Hari ini, Rabu (2/10/2019), diperingati sebagai Hari Batik Nasional. Sejak ditetapkan sebagai warisan budaya nonbendawi oleh UNESCO pada 2 Oktober 2009, kesadaran masyarakat untuk melestarikan batik semakin terlihat.
Oleh
SEKAR GANDHAWANGI
·3 menit baca
Hari ini, Rabu (2/10/2019), diperingati sebagai Hari Batik Nasional. Sejak ditetapkan sebagai warisan budaya nonbendawi oleh UNESCO pada 2 Oktober 2009, kesadaran masyarakat untuk melestarikan batik semakin terlihat.
Puluhan bahkan ratusan masyarakat lalu-lalang dengan batik di tubuhnya hari ini. Mereka berasal dari beragam latar belakang, antara lain karyawan kantoran, mahasiswa, siswa sekolah, pengendara motor, hingga ibu-ibu sosialita yang sedang jalan-jalan di mal di kawasan Senayan, Jakarta.
Batik dikenakan dengan beragam gaya. Ada yang dikenakan sebagai luaran, ada yang memadukan batik dengan celana jeans, ada pula yang membuat setelan formal serupa blazer dan rok pensil. Apa pun gayanya, masyarakat punya cara masing-masing untuk ikut serta dalam perayaan Hari Batik Nasional.
Batik selama ini diasosiasikan dengan busana khas kondangan. Kesan yang ditimbulkan dengan mengenakan batik adalah rapi, formal, dan kaku. Tak jarang orang yang berbatik mendapat sapaan yang tak biasa dari orang lain, seperti “Rapi amat. Mau kondangan, ya?” dan seterusnya. Hal ini terkadang membuat orang urung berbatik di hari dan kesempatan yang biasa-biasa saja.
Inisiator Ikatan Pencinta Batik Nusantara (IPBN) Sapta Nirwandar pun sepakat bahwa batik sering dianggap sebagai pakaian formal. Padahal, batik bisa dikenakan dengan gaya yang lebih kasual, terlebih kini ada banyak busana dengan model demikian.

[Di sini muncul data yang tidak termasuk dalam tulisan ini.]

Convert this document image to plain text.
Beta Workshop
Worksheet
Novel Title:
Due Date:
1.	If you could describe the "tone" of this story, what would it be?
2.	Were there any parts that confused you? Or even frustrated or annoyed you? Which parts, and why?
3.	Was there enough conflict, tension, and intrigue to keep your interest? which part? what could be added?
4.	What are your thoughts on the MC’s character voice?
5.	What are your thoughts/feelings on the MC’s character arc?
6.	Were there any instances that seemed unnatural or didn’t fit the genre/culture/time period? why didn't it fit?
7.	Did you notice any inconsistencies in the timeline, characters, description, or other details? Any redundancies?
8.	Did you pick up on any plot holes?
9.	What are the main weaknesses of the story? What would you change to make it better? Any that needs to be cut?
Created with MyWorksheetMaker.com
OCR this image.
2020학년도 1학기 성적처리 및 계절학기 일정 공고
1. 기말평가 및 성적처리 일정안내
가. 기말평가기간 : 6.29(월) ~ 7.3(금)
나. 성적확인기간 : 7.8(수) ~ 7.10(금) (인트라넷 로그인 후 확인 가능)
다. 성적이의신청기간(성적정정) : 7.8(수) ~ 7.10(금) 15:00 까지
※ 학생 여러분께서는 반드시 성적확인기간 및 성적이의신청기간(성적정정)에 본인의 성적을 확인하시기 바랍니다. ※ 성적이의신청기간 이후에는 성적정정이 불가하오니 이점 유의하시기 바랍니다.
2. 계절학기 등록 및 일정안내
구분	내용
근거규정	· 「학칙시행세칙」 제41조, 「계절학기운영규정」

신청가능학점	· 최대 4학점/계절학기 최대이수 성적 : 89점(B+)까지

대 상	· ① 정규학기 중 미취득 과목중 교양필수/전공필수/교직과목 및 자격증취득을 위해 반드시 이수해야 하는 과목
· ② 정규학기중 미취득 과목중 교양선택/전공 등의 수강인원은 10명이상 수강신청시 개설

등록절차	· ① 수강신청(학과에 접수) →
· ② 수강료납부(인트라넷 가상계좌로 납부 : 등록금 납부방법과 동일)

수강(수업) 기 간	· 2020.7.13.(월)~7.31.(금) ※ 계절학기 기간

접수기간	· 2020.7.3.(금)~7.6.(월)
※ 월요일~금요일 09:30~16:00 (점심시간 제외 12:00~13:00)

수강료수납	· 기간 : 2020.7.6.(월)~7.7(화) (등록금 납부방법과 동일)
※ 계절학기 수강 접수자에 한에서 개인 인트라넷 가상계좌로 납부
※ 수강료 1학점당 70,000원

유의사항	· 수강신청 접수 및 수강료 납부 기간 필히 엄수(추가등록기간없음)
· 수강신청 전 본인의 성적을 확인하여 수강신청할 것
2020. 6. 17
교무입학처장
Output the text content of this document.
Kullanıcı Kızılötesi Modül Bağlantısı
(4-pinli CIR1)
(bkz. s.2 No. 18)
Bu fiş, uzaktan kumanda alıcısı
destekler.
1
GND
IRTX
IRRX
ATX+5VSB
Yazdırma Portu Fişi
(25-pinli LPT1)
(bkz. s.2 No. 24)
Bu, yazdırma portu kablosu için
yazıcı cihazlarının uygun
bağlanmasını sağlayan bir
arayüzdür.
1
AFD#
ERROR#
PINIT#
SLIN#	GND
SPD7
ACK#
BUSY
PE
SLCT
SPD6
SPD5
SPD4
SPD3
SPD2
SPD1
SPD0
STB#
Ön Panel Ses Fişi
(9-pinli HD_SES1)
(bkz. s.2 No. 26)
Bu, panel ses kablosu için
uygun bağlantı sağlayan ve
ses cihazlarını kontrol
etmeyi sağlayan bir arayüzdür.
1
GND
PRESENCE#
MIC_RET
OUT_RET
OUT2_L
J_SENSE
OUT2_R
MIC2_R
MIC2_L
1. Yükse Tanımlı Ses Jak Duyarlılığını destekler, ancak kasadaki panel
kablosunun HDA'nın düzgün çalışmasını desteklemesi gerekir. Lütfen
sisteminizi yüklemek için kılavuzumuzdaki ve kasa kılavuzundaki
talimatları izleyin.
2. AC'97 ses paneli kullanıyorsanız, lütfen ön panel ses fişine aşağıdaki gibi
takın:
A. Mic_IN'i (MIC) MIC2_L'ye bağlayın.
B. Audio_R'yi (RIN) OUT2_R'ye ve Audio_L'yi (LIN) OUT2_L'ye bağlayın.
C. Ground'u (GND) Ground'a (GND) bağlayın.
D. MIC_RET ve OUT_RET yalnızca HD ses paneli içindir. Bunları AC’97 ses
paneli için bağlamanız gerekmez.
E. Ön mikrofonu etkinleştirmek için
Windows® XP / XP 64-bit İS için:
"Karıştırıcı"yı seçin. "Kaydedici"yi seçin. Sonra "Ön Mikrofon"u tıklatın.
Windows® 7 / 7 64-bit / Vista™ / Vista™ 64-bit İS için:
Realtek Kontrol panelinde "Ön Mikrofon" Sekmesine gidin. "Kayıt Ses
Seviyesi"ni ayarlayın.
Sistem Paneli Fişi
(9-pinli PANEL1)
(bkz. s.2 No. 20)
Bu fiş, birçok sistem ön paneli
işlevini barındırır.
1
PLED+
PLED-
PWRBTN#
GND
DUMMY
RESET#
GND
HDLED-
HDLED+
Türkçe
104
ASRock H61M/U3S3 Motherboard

“Sekitar 10-15 tahun lalu, batik itu identik dengan baju lengan panjang yang formal. Sekarang batik bisa kita pakai untuk tujuan yang beda-beda. Kami tidak ingin batik terbatas hanya untuk pakaian formal. Batik pun sekarang bisa dikenakan oleh milenial,” kata Sapta pada malam penganugerahan Kompetisi Desain Batik Swiss 2019, Selasa (1/10/2019).
Batik dengan beragam model kini bisa diakses dengan mudah oleh masyarakat. Ada batik dengan potongan lurus, asimetris, hingga batik yang dipadukan dengan bahan-bahan lain, misalnya jeans. Batik-batik tersebut juga kini bisa dibeli melalui toko daring.
Batik dengan beragam model kini bisa diakses dengan mudah oleh masyarakat. Ada batik dengan potongan lurus, asimetris, hingga batik yang dipadukan dengan bahan-bahan lain, misalnya jeans
Menurut Direktur Industri Kecil dan Menengah Kimia, Sandang, Kerajinan, dan Industri Aneka Kementerian Perindustrian E Ratna Utarianingrum, nilai ekspor batik pada semester I-2019 adalah 17,9 juta dollar AS. Adapun nilai ekspor batik sepanjang 2018 adalah 52,3 juta dollar AS (Kompas.id, 17/9/2019).
Hari pengingat
Wakil Ketua Wastraprema (himpunan pencinta batik dan kain) Sri Sintasari Iskandar mengatakan, Hari Batik Nasional merupakan momentum agar masyarakat kembali mengingat batik. Menurutnya, hal ini penting agar batik tidak hilang tergerus zaman.
“Jika bukan kita yang melestarikan batik, siapa lagi? Hari Batik Nasional bisa membangkitkan kembali gairah untuk itu (melestarikan batik) agar orang-orang tidak lupa. Sebagai warisan leluhur, batik harus dijaga,” kata Sri yang kerap dipanggil Neneng ketika dihubungi dari Jakarta, Rabu (2/10/2019).
Pergeseran mode yang membuat batik menjadi busana kasual ia sebut lumrah. Batik yang dikreasikan menjadi beragam model busana ia rasa cocok digunakan oleh generasi muda. Kendati demikian, ia berpesan agar pakem-pakem batik tidak dilupakan, misalnya pakem penggunaan motif batik untuk kalangan tertentu saja.
Pengajaran tentang sejarah, filosofi, dan ragam motif batik, Neneng nilai perlu diwariskan kepada generasi muda. Tujuannya bukan hanya agar generasi muda mengenali akarnya, namun juga agar batik tetap lestari dalam koridor yang tepat.